Но на это потребуется не один день. А что, если Дженни не захочет ждать его, если полюбит другого? Тогда всем его мечтам придет конец. Габриель почувствовал, как в сердце зашевелилась ревность.
– Когда ты едешь? – Дженни отвернулась от заходящего солнца. В алом свете заката ее волосы вспыхнули золотым огнем. – Тебе хватит денег на билет?
– Я сорвал куш на голубиных играх. Вместе с заработком на будущие две недели хватит. Ты будешь скучать по мне? – Его бесхитростная улыбка, мгновенная смена настроения обычно захватывали Дженни врасплох. Но на этот раз она была начеку.
– Конечно, Габриель. Я всегда скучаю, когда уезжает хороший друг. – У нее замерло сердце, но голос звучал ровно, спокойно. Она будет ужасно тосковать по нему. Уже сейчас в его объятиях, ощущая его тепло… упругие мускулы… она грустила по нему. Но Габриелю ни к чему знать об этом. – Через неделю я смогу вернуть тебе часть долга, чтобы ты смог раньше уехать.
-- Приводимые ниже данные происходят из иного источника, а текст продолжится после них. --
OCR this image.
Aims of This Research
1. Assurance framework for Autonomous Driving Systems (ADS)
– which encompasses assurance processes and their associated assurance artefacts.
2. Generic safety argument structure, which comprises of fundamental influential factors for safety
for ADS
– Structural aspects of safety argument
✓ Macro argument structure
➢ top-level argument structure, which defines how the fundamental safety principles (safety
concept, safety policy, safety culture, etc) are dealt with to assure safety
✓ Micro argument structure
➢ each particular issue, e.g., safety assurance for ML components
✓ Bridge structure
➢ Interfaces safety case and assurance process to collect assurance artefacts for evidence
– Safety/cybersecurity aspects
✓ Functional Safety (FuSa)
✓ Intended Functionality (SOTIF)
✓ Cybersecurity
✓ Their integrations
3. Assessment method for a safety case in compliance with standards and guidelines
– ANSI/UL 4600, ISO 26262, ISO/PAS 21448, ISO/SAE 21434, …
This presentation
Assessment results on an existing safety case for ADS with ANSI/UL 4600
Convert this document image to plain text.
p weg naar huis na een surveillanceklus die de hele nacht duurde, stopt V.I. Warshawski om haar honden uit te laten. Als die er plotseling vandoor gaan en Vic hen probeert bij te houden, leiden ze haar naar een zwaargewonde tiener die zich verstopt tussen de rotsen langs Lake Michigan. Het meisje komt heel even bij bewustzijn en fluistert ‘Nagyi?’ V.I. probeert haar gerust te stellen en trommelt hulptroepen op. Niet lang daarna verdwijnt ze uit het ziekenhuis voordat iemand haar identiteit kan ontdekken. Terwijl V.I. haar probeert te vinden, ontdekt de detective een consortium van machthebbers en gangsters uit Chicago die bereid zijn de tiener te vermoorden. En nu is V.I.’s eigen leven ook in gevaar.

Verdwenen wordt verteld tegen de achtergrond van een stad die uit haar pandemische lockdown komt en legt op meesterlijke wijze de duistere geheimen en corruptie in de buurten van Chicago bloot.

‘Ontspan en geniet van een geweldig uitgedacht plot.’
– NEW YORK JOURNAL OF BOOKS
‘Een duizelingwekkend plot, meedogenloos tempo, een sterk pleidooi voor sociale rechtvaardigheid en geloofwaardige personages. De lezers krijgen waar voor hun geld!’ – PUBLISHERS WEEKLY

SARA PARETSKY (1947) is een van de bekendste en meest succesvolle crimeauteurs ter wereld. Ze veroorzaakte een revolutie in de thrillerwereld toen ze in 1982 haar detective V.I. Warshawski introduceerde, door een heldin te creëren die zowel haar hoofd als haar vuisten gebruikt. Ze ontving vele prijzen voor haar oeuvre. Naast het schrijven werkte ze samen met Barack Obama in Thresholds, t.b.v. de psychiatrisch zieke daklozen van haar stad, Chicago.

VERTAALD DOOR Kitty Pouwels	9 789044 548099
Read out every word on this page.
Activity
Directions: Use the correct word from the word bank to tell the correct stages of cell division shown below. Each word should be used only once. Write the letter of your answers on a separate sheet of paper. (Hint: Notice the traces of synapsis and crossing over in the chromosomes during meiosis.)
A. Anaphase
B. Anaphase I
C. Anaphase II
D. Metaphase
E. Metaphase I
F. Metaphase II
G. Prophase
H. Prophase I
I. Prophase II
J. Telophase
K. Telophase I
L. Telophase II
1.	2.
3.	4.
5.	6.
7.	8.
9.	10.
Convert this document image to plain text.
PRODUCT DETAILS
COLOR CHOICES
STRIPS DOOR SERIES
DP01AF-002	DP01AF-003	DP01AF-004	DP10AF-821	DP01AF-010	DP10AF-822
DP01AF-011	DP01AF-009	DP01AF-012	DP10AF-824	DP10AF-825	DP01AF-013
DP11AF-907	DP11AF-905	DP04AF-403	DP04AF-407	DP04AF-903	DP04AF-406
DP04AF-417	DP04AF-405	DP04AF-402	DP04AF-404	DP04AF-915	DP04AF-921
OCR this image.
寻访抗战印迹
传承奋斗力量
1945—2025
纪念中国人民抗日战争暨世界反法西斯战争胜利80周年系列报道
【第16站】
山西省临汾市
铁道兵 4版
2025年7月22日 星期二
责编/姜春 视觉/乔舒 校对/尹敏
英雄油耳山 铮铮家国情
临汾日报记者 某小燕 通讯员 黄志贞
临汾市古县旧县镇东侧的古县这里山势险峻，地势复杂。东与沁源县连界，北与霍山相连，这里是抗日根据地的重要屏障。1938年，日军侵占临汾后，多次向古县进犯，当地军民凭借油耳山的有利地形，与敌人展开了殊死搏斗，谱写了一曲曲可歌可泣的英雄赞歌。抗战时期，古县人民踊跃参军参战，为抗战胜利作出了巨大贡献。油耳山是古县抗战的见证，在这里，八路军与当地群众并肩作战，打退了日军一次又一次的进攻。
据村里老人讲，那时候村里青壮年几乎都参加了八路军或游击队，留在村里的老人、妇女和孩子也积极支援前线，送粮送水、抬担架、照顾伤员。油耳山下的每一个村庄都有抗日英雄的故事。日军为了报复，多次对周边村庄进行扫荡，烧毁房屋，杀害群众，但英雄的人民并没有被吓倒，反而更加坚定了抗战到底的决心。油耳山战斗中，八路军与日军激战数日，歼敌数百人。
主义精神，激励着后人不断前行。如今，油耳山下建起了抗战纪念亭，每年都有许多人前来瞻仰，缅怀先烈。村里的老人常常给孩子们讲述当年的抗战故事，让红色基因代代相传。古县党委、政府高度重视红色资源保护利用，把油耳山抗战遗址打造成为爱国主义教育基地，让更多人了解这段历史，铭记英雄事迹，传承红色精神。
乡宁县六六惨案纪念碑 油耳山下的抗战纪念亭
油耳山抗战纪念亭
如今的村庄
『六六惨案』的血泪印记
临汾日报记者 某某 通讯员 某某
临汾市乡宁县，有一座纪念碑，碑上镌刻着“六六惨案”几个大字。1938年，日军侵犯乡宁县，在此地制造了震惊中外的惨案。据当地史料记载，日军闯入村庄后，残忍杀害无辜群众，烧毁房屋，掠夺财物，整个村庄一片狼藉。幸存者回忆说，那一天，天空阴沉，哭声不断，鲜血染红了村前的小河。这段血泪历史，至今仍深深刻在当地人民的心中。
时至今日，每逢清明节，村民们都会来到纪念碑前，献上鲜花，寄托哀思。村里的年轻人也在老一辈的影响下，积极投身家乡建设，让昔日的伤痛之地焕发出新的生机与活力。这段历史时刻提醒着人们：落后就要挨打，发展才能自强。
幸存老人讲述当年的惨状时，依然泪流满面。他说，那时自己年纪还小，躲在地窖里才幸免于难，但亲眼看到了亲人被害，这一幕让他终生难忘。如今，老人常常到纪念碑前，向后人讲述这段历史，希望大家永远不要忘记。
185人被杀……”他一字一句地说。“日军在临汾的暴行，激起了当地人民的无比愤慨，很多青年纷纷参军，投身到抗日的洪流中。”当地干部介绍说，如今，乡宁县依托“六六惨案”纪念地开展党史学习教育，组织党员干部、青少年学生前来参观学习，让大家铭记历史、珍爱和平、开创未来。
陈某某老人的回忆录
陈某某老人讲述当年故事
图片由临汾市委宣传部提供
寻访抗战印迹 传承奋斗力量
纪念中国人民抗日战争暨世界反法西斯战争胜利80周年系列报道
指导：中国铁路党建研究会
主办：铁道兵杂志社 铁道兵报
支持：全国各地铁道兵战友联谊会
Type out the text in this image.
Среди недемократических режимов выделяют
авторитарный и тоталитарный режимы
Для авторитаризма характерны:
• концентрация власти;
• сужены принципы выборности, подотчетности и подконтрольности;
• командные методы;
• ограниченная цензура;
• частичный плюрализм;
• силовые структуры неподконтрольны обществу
– Благодарю, – сухо сказал он. Он злился, что Дженни назвала его «другом», хотя они были более, чем друзья. Его бесили ее холодное равнодушие и желание показать, что он для нее не такой уж близкий и дорогой человек.
– Похоже, тебе хочется отделаться от меня?
– Нет, но твое поведение заставляет меня держаться от тебя подальше. Ты всегда стараешься соблазнять меня, и я должна или забыть тебя, Ангел Габриель, или отказаться от своего будущего.
– Разве твое и мое будущее не могут переплестись, хотя бы ненадолго? – он умоляюще улыбнулся.
– Нет, особенно «ненадолго», – ее быстрый ответ сказал больше, чем ей хотелось. – Габриель, я не хочу обманывать тебя. Мне тоже хочется быть с тобой. Я все время вспоминаю… ночь, проведенную с тобой в отеле. И все же я говорю «нет».
«У этой женщины железная воля, – подумал Габриель, – ласковый голос, шелковистая кожа, мягкие, как пух, волосы и полудетская улыбка».
– Это все, что я могу предложить тебе сейчас, cara. Я уже предлагал тебе отдать эти двадцать долларов, что ты должна мне, тому, кому они нужнее, чем мне или тебе. Бог знает, сколько бедняков в этом городе. Послушай, мне пора идти по делу. Давай встретимся позже?
– Не стоит. Завтра мне нужно быть вовремя на работе. Не хочу опаздывать в первый же день. Лягу сегодня спать пораньше.
Дженни запечатлела на щеке Габриеля легкий сестринский поцелуй и быстро направилась к пожарной лестнице. У нее за спиной Габриель заскрежетал зубами и погрозил кулаком темнеющим небесам. «Сейчас она нужна мне, как никогда раньше», – признался он себе. Возможно, у него начался бред. Его мысли постоянно вертятся вокруг Дженни, семьи, их детей. Может быть, рискнуть и рассказать ей правду о себе, не дожидаясь удобного случая. Если бы Дженни оставалась с ним и теперь, он бы преодолел соблазн рассказать ей правду раньше времени. «Нужно ехать», – сказал себе Габриель. В душе у него зашевелилась ревность и зародились мучительные сомнения в любви Дженни.